There is no question that the internet has greatly boosted any person’s ability to find a really good authentic Italian restaurant or to figure out where to get moccasins for a Pocahontas costume or to meet the person of their dreams specifically with red hair and green eyes (if you can believe the stuff they put on their bio) or to research how to make their car run on solar power or just about anything else you can imagine. Ever stop to think about what this is doing to our brains?
When culture changes the way we engage our brains, our brains, in turn, change. While this subject can get very in depth and many studies are being done and will continue to be conducted, the jury is still out. Like almost anything, there are proving to be both good and bad consequences to becoming a society of online addicts.
On the upside, all this information at our fingertips improves the brain’s speed and accuracy. Studies show that the brains of experienced web surfers have higher activity in the prefrontal cortex associated with problem solving and decision making. After just 5 hours online, people showed increased brain activity. Boy, mine must be buzzing.
However, even as the internet gives us easy access to huge amounts of information, it is turning us into shallower thinkers who are easily distracted, with weaker concentration and much less control over our working memories. Research has shown that people who read something the old fashioned way, linearly, remember more and learn more.
Our intelligence is largely dependent on our ability to transfer information from working memory, the scratch pad of the mind, to long term memory, the filing system. When we have information in front of us along with numerous links and advertisements, all screaming at us at one time, it leads to cognitive overload.
Short term memory is very fragile, and a break in attention can wipe the slate clean. I bet you have experienced this. Ever been reading something and an interesting link catches your eye? You click on it to explore and, when you go back to the original piece, you have no idea what it is about.
Our ability to focus is being attacked. Every time something changes or moves in our environment, a primitive, physical impulse to respond to immediate opportunities or threats called the orienting response is triggered - hence, all the flashing and moving internet ads. This stimulation results in a dopamine squirt. Dopamine is the reward neurotransmitter which aids in making habits addictive and in making permanent neuroplastic changes in the brain.

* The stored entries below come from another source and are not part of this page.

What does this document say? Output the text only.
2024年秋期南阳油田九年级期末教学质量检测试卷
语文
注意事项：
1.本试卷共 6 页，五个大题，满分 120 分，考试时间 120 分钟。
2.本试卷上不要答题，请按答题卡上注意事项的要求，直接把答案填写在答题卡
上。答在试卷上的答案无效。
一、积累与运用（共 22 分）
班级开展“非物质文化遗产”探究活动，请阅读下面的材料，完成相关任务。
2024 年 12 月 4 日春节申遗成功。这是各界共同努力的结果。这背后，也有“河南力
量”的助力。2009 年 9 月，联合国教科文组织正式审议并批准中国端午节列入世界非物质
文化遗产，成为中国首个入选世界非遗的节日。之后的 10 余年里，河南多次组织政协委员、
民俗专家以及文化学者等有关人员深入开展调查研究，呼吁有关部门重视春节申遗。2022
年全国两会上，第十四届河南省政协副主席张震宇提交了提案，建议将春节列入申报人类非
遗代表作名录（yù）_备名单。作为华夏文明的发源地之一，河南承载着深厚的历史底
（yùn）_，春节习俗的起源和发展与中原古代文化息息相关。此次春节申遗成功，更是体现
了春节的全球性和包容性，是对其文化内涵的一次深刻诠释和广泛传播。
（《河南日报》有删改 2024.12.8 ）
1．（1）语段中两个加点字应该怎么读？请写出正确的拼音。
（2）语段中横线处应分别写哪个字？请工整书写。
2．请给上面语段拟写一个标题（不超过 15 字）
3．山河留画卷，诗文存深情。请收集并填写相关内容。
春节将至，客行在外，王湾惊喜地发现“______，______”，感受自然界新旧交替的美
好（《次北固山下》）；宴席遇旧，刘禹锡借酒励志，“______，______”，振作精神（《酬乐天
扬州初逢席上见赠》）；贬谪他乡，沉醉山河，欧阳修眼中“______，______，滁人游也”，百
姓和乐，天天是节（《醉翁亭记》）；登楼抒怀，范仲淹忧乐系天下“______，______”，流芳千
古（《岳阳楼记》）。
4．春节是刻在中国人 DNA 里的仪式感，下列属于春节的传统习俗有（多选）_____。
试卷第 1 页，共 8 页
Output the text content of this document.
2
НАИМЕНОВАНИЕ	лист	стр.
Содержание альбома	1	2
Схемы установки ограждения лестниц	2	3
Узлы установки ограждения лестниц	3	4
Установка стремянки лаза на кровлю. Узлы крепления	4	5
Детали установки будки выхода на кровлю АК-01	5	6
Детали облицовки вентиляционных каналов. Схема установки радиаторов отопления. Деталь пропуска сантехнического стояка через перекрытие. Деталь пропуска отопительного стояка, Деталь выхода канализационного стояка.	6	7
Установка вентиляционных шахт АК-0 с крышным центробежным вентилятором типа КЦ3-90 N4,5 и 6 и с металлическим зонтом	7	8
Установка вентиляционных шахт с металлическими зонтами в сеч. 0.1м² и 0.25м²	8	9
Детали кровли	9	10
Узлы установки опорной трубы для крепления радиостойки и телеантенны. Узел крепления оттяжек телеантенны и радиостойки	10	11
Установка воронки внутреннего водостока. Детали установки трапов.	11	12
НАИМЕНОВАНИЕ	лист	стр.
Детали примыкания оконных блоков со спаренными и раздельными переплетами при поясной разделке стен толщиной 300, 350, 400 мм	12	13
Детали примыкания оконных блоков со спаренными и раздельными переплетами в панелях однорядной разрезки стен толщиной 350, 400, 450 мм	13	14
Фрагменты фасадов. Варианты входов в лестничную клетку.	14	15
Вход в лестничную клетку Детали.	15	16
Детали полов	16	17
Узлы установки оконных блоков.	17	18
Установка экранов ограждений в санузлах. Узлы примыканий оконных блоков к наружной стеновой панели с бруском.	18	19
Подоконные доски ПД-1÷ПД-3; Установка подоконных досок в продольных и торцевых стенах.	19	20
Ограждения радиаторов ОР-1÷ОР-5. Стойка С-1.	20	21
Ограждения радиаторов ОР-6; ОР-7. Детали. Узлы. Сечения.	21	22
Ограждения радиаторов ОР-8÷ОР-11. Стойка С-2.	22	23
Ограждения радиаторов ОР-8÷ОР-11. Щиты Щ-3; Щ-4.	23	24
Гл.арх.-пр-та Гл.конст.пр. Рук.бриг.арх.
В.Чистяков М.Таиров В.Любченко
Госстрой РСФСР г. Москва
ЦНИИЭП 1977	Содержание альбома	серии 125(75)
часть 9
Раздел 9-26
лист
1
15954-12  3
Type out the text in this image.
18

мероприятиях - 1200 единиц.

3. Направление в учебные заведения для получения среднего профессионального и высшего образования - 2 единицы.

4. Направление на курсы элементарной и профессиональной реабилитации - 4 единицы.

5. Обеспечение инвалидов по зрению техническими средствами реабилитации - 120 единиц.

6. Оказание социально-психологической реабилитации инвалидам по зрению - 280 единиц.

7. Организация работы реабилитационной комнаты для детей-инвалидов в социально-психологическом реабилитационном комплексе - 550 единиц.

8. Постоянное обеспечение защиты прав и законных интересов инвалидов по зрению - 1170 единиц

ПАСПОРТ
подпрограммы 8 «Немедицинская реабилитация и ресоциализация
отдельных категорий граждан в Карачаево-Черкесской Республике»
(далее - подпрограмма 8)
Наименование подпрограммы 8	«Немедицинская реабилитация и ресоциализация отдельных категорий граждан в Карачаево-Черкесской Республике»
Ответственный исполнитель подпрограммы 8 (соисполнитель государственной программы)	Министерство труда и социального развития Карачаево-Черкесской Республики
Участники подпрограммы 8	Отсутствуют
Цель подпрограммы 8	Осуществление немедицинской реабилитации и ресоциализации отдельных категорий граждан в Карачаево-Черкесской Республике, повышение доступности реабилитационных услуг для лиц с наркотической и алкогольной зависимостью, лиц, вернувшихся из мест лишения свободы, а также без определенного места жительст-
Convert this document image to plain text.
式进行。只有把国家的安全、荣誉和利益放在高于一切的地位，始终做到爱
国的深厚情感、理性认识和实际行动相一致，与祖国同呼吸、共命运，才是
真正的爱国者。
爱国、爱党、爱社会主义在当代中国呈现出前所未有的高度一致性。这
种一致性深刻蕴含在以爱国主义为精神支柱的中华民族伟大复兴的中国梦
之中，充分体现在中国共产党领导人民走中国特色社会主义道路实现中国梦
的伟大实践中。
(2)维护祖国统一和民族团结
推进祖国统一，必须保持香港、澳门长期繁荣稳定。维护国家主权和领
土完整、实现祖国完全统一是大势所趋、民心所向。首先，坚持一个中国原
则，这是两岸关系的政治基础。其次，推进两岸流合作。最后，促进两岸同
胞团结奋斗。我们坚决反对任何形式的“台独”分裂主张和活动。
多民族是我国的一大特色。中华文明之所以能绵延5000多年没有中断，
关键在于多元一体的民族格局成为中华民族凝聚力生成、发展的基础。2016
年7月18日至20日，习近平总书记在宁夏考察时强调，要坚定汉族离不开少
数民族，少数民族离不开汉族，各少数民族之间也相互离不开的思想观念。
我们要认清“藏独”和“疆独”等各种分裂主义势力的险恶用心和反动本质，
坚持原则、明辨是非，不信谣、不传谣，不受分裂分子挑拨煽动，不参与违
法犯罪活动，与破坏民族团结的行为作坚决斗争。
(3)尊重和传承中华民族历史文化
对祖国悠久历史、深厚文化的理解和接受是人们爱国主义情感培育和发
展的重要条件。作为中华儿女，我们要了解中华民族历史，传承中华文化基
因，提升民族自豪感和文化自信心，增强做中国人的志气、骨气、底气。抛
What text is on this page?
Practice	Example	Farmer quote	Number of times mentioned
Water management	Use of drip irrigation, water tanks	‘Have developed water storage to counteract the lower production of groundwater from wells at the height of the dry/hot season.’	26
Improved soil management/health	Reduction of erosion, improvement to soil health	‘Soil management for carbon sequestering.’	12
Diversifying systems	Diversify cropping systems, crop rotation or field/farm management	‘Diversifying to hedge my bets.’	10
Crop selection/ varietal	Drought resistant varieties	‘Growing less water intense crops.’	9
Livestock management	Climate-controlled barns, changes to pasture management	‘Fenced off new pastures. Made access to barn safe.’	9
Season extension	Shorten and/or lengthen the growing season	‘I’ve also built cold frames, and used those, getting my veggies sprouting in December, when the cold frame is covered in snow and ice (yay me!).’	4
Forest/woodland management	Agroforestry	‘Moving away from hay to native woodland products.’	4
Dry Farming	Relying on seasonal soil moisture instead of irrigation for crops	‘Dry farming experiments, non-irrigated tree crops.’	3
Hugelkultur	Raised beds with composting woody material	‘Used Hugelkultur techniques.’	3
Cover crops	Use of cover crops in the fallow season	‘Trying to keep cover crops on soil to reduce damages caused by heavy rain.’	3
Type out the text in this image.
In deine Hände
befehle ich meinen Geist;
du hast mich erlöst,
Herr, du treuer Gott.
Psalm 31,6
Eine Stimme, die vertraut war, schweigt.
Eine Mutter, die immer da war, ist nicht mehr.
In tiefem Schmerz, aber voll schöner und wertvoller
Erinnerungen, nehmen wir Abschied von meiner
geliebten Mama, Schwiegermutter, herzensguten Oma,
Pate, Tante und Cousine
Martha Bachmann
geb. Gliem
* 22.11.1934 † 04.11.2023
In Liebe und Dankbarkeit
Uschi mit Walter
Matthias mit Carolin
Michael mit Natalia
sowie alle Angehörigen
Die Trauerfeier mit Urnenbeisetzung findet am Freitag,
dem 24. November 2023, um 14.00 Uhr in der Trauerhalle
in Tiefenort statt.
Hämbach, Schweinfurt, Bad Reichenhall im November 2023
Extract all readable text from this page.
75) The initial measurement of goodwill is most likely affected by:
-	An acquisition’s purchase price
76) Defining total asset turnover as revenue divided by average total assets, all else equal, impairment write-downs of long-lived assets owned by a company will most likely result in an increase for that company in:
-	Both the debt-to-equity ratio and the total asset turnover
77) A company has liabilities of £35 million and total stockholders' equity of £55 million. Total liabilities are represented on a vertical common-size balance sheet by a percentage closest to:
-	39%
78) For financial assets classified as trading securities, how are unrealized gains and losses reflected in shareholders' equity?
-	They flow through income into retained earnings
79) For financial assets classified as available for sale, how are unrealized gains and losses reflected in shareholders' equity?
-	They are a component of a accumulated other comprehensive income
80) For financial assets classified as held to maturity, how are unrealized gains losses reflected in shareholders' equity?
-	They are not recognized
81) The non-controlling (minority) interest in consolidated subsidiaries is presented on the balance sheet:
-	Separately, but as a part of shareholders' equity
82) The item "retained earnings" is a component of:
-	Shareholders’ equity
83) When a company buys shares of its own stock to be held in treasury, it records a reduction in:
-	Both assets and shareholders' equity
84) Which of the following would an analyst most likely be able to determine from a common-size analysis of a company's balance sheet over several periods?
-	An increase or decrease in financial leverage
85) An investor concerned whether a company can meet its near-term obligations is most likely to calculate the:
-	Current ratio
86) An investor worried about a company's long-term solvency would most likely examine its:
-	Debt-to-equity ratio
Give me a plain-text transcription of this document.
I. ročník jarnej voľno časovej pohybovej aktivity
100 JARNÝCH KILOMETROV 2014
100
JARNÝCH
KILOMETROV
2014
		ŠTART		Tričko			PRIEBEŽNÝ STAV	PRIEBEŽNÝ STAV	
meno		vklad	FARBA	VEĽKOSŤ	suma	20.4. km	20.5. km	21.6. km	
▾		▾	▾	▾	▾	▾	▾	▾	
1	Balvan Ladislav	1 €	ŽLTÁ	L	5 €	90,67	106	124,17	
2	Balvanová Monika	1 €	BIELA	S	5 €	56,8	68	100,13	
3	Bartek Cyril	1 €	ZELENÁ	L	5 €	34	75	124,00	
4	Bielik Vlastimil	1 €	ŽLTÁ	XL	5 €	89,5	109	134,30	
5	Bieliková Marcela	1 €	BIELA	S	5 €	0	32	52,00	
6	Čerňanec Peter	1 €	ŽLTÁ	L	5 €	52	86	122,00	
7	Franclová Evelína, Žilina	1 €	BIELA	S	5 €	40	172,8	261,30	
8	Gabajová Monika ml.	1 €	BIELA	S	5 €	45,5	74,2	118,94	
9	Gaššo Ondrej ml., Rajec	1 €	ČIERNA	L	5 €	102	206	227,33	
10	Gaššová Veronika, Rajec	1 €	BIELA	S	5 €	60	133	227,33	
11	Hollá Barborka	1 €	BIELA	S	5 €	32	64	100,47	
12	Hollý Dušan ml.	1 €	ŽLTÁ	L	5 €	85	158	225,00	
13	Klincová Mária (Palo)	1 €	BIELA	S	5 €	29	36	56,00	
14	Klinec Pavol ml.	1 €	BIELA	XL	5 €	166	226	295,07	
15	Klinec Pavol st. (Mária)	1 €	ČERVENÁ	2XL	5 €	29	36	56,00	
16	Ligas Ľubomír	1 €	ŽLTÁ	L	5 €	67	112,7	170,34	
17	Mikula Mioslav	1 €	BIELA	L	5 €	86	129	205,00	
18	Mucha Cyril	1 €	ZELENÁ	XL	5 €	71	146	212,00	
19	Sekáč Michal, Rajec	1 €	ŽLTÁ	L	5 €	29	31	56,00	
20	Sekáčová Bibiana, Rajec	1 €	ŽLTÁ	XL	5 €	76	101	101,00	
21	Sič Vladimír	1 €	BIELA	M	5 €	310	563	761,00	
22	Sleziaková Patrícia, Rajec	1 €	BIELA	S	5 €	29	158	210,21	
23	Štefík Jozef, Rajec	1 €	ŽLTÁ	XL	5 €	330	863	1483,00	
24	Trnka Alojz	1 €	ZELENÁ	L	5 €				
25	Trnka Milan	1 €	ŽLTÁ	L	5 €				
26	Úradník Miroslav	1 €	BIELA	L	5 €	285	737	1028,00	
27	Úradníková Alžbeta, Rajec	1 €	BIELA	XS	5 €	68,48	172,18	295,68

Every medium develops some cognitive skills. Surfing the web strengthens brain functions involved in fast paced problem solving and and finding information. Playing Super Mario improves hand-eye coordination, reflex response time and visual cue processing. Our growing use of the internet and other screen-based technologies is weakening our capacity for deep processing necessary for analysis, complex thinking, imagination, and reflection. The gain in some areas is always at the expense of others.